Turkey’s main opposition leader, Kemal Kilicdaroglu, pressed charges with the Istanbul chief prosecutor’s office against a notorious Turkish mafia boss Nov. 18 after he openly threatened him in a letter he shared via Twitter triggering uproar. Kilicdaroglu’s lawyer said the four-page diatribe handwritten and signed by Alaattin Cakici posed a direct threat to his client, who is the leader of the pro-secular Republican People’s Party (CHP).

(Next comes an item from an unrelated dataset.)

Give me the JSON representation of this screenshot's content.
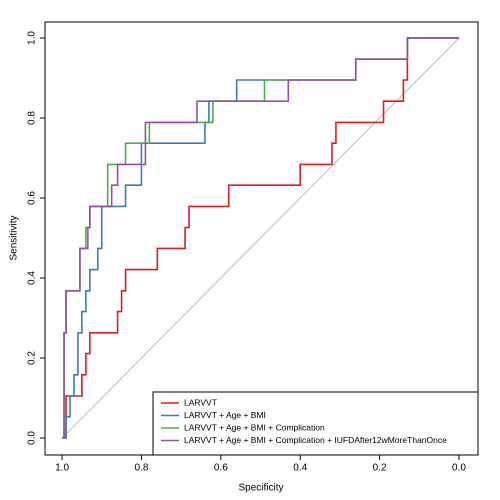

In the letter, dated Nov. 17 and peppered with obscenities and threats of physical violence, Cakici accused Kilicdaroglu of treason in concert with Kurdish militants and foreign powers. “Be sensible,” he warned, using an expression that is commonly used by Turkish gangsters to intimidate their victims. Cakici’s ire was sparked by Kilicdaroglu’s suggestion in a speech to the parliament the same day that the mobster had been recently freed from prison thanks to pressure on Turkish President Recep Tayyip Erdogan from his far-right nationalist partner Devlet Bahceli, while thousands of prisoners of conscience continue to rot in Turkish jails.
Cakici boasts close ties to Bahceli: The nationalist leader visited Cakici when he fell ill in jail in 2018 and met with him following his release in April this year under a controversial amnesty law that was pushed by his Nationalist Action Party (MHP). Bahceli took to Twitter to defend Cakici against Kilicdaroglu’s “collaborators” who he claimed were trying to smear him, saying that he and the mob leader believed in the same cause
His threats against Kilicdaroglu have been greeted with silence by Erdogan and members of his ruling Justice and Development Party. Their apparent indifference flies in the face of Erdogan’s recent pledges, which have been echoed by his justice minister, for sweeping economic and judicial reforms that are meant to restore investor confidence in Turkey’s battered economy.
“The optimists who wanted to give Erdogan the benefit of the doubt following his promise of legal reform must now realize that this was yet another empty promise of his,” noted Aykan Erdemir, a former CHP parliamentarian who heads the Turkey program at the Foundation for Defense of Democracies, a Washington-based think tank. “Turkish authorities continue to prosecute legitimate expressions of dissent while offering impunity to threats hurled by mob bosses and vigilantes. The Erdogan government is too intimately involved with a long list of criminal and corrupt figures to be able to afford even the semblance of rule of law and due process,” he added in emailed comments to Al-Monitor.
Cakici, whose rap sheet includes running armed gangs and ordering the murder of his ex-wife on a Turkish ski slope, has dominated Turkey’s underworld for the better part of four decades. He is also associated with the Gray Wolves, the ultranationalist outfit that operated as the MHP’s youth arm in street battles with leftists in the 1970s that left thousands dead. It was recently banned in France for its violent attacks against ethnic Armenians there. Cakici was jailed after the 1980 military coup over his role in the murders of 41 leftists.
His most recent spell behind bars for the murder of his ex-wife, whose father was also a notorious mobster, began in 2004 when he was caught in Austria carrying a special service passport under the name of a former intelligence chief. Turkish officials have confirmed that Cakici — operating under the code name “Atilla” — was used by the state for hit jobs against its foreign and domestic enemies. These included Armenian militants who assassinated at least 36 Turkish diplomats between 1974 and 1991, as well as Kurds. While the state’s relations with underworld figures like Cakici are dressed up as patriotism, they have benefited a succession of rogue members of the security apparatus involved in the drugs and weapons trade. Erdogan came to power in 2002 vowing to eradicate the so-called deep state but has ended up in league with it, critics say.
Erdogan’s alliance with Bahceli, cemented in the wake of the failed 2016 coup, has clearly emboldened the likes of Cakici, who has taken potshots at the Turkish president as well.
Ryan Gingeras, author of "Heroin, Organized Crime and the Making of Modern Turkey" and professor of national security affairs at the Naval Postgraduate School in Monterey, said, “I think it is safe to assume Cakici does believe he can get away with threatening Kilicdaroglu because of his ties to MHP and weakness of the justice system.” In emailed comments to Al-Monitor, he added, “One may also say it's a product of 'celebrity license.' This is who he is and it's precisely why he's famous. So yes, it again affirms that the Turkish criminal justice system is choosey when it comes to who is prosecuted for clear infractions. It demonstrates the power of the Turkish right and the continued relevance of right-wing toughs in contemporary history.”
But it may not be all plain sailing for Cakici. An Istanbul court slapped him last month with 17 years for a catalog of crimes including the attempted murder of a relative. An appeals court will have the final say on the case.